Rupanya Laluna tidak menyerah tetapi mencari taktik lain agar Dandy terselamatkan tanpa dia harus mengalah dalam pertandingan. Menyerah? Tentu saja tidak akan pernah kecuali dia kalah selama masih bisa bertahan kenapa harus menyerah, jiwa seorang ksatria sejati dia tidak akan tumbang dengan ancaman ecek ecek dari lawan duelnya.
Ketika keluar lagi dia berpapasan dengan sang bos, Luna mengatakan bahwa Dandy di culik, sang bos malah memberi ide agar penyelamatan Dandy di siar kan secara live, bosnya ini sungguh wanita yang tak mau rugi, Laluna hanya mengangguk tapi dengan catatan 'tidak janji' Laluna segera melaju dengan motor di jalanan sendirian tanpa minta bantuan siapapun.
Luna melaju menuju tempat dimana Dandy di culik, lokasi itu terlihat menuju ke sebuah tempat bangunan kosong di pinggiran kota yang telah dikosongkan oleh para pemiliknya, dahulu sebelum ekonomi sesulit ini bangunan bangunan ini adalah sederetan ruko yang ramai, semua kebutuhan masyarakat ada di sini dari baju sampai toko bangunan dari rumah sakit sampai karaoke, tapi semua pengusaha itu pada bangkrut karena resesi dan kini bangunan ini terbengkalai hanya di tempati oleh para gelandangan dan sarang kejahatan, sebenarnya tempat ini sudah diambil alih oleh pengusaha besar tetapi sudah beberapa tahun belum juga di gusur dan di jadikan bangunan baru.
Laluna terus melihat google map nya, dilihat lokasinya semakin dekat, karena tak mau motor sportnya nya hilang, Laluna berhenti di sebuah al**mart untuk parkir di sana dengan mengunci stir nya secara aman, dia kemudian berjalan mengikuti arahan dari google.
Semakin masuk kedalam semakin sepi, dan ketika sudah dekat dengan tempat kejadian dan tahu lokasi tepatnya Laluna mematikan ponselnya, dia mengendap endap mendekati tempat itu, di lihatnya beberapa begundal yang wara Wiri seperti seekor jagoan kacangan dengan gayanya yang petantang petenteng macam orang paling hebat di muka bumi.

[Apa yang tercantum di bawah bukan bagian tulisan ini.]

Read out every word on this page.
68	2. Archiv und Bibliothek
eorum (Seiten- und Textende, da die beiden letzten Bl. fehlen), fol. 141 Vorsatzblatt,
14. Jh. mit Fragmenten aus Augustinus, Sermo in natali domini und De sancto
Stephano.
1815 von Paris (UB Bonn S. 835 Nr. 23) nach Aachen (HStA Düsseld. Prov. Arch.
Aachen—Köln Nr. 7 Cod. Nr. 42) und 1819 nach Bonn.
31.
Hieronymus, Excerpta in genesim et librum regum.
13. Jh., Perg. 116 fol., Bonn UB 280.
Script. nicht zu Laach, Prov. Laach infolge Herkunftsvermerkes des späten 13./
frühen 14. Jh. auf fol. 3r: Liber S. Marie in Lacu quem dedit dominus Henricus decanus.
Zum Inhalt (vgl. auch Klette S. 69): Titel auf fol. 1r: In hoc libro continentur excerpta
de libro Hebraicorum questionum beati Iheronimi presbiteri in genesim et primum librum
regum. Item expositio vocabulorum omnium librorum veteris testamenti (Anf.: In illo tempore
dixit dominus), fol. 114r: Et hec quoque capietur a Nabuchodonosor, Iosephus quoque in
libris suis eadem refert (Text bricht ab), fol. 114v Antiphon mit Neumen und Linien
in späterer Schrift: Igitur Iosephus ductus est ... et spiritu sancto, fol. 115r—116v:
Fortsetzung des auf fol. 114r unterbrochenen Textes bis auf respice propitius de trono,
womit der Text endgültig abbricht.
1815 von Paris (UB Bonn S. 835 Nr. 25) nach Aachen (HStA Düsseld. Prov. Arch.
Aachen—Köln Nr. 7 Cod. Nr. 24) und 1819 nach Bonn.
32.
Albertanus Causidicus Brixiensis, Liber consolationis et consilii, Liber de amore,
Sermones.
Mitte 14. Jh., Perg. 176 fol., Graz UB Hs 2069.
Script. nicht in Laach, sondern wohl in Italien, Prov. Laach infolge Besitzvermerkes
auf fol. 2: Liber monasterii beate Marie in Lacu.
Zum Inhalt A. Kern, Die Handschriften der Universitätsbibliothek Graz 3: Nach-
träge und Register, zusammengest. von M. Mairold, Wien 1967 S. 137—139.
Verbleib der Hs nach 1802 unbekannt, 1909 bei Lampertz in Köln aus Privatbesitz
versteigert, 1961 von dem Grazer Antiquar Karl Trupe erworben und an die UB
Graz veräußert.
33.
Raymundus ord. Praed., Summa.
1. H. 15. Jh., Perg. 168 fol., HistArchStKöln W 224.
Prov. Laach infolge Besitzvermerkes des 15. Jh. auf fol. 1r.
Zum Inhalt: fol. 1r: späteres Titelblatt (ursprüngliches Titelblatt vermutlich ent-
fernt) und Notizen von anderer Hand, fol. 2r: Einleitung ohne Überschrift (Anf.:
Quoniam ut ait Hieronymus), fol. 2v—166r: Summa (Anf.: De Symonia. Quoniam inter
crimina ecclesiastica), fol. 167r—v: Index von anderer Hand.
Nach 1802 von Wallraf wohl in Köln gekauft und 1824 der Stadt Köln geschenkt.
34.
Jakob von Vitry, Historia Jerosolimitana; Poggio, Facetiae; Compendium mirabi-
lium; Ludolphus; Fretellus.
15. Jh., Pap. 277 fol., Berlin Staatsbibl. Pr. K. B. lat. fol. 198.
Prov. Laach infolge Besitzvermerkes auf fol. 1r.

Sebenarnya si bogel di tugaskan oleh Alina seorang petarung yang licik yang sudah beberapa kali dikalahkan Luna, agar menyekap Dandy sampai besok ketika pertarungan selesai, jika Laluna benar perduli sama Dandy dan membiarkan dia menang dengan memenangkan mobil mewah itu maka Dandy akan di lepaskan, tetapi jika Luna masih nekat dengan memenangkan pertandingan itu maka Dandy akan di habisi, sebuah kelicikan yang sempurna!.
Tetapi itu tidak berlaku bagi Laluna, dia punya jalannya sendiri, dia akan bebaskan Dandy sebelum pertandingan di mulai dan akan membawa Dandy ke tempat pertandingan, Dandy harus menyaksikan kemenangannya.
Luna mengambil koin seratus rupiah yang tipis dan kecil, itulah selama ini yang menjadi senjata rahasianya. Di capitnya uang tersebut di tengah antara jari telunjuk dan jari tengahnya kemudian 'wuusstt' uang tersebut tepat terkena jidat si preman yang wara Wiri yang sepertinya sedang di tugaskan mengawasi tempat itu, kemudian tanpa serangan tanpa pukulan laki laki bertampang sangar itu jatuh dengan jidatnya yang mengucur darah, seperti nya tulang tengkoraknya ikut retak karena lemparan koin Luna yang di sertai tenaga dalam tersebut.